Data as of January 31, 2021. Sources: IEA, EIA, WTIA estimates.
Russia is the third-largest producer of oil after the U.S. and Saudi Arabia, contributing 11% of world production in 2020. It is the second-largest producer of natural gas, after the U.S. Nearly half of its crude exports and three-quarters of natural gas exports go to Europe. President Biden addressed the issue directly during his February 24 comments indicating the U.S. is “closely monitoring energy supplies for any disruption” and coordinating with other countries “toward a common interest to secure global energy supplies.”
If Russian oil were removed from global markets, there would be little chance of making up for the loss elsewhere. We see Saudi Arabia as having a bit of spare capacity but not enough to fill a material reduction from Russia. In the U.S., the major oil players are not in a place to boost production with their current wells, and even with the U.S. being a quick-responding market we think it would take several months to appreciably increase supply.
The wild card is whether Putin would be willing to weaponize energy markets. As his army commenced invasion he warned of “consequences you have never seen in history” for any outside country that took steps to impede him. That has been widely and justifiably been interpreted as an allusion to nuclear weapons. Whether a bluff or not, it is impossible to know whether Putin is willing to withhold energy exports to drive up global prices and inflict inflationary pain on the West. Valentina Matviyenko, a Putin ally in the Russian Senate, said Friday that Russia was preparing counter-sanctions to hit at “weak” spots of Western economies, which could very easily mean energy.
But if Putin were to weaponize energy it could hurt Russia dearly in the short-and long-term. Those exports are important to the Russian economy and bring in foreign currency reserves. In the longer-term it would push nations to seek other sources of energy.
The last consideration is overall inflation which is highly subject to the resolution of the oil and natural gas issues discussed above. In addition, there are several other commodities to consider. Russia and Ukraine produce a combined 29% of global wheat exports. Russia is a major producer of aluminum, copper, and titanium, and also produces 43% of global palladium (used in catalytic converters). Ukraine is the overwhelming top producer of neon, critical to semiconductor manufacturing as well as krypton and xenon. Last, Ukraine is a major producer of corn. Major disruptions to such goods would only exacerbate the supply-chain issues that so many industries have been dealing with for the past year and are an upside risk to inflation.
That said, we do not expect the conflict to drive inflation materially higher in 2022. Global central banks, including the Federal Reserve, Bank of England, and European Central Bank have moved to more hawkish positions over the past two months, meaning they expect to hike interest rates faster and sooner than previously thought.
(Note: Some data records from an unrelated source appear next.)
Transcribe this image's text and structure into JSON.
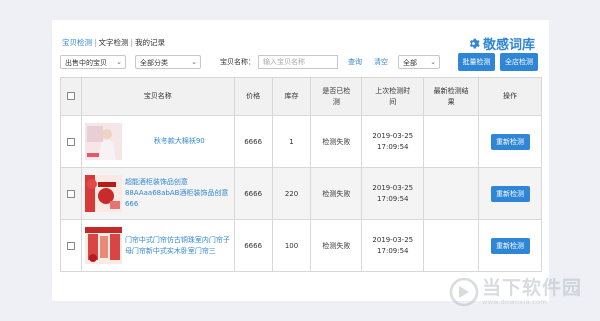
{
  "tabs": [
    "宝贝检测",
    "文字检测",
    "我的记录"
  ],
  "brand": {
    "name": "敬感词库"
  },
  "filters": {
    "status_select": "出售中的宝贝",
    "category_select": "全部分类",
    "name_label": "宝贝名称：",
    "name_placeholder": "输入宝贝名称",
    "search_link": "查询",
    "clear_link": "清空",
    "result_select": "全部",
    "batch_button": "批量检测",
    "all_button": "全店检测"
  },
  "table": {
    "headers": [
      "宝贝名称",
      "价格",
      "库存",
      "是否已检测",
      "上次检测时间",
      "最新检测结果",
      "操作"
    ],
    "rows": [
      {
        "name": "秋冬款大棉袄90",
        "price": "6666",
        "stock": "1",
        "status": "检测失败",
        "date": "2019-03-25",
        "time": "17:09:54",
        "result": "",
        "action": "重新检测"
      },
      {
        "name": "超能酒柜装饰品创意88AAaa68abAB酒柜装饰品创意666",
        "price": "6666",
        "stock": "220",
        "status": "检测失败",
        "date": "2019-03-25",
        "time": "17:09:54",
        "result": "",
        "action": "重新检测"
      },
      {
        "name": "门帘中式门帘仿古铜珠室内门帘子母门帘新中式实木卧室门帘三",
        "price": "6666",
        "stock": "100",
        "status": "检测失败",
        "date": "2019-03-25",
        "time": "17:09:54",
        "result": "",
        "action": "重新检测"
      }
    ]
  },
  "watermark": {
    "cn": "当下软件园",
    "url": "www.downxia.com"
  }
}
The ECB just recently started looking like it may need to hike rates late in 2022. We expect central banks will be marginally less hawkish in light of the conflict. More important, we expect them to adjust policy accordingly if the conflict affects the outlook.
Geopolitical events are likely to keep volatility elevated in the short term, but our base case does not include a material deterioration in the global economy. In the U.S. we expect solid, above-trend GDP growth of 3% in 2022. We have similarly constructive economic outlooks for regions like Europe and Japan, and see valuations as relatively more attractive outside of the U.S.—offering potentially greater upside should tensions recede. Today’s focus is on the conflict between Russia and Ukraine, but we cannot take our eyes off the outlook for inflation and monetary policy. We are maintaining a modest overweight to equities across major asset classes, funded mainly through an underweight to investment-grade fixed income. Diversification remains paramount in these markets, and we stand ready to adjust portfolios as the situation warrants.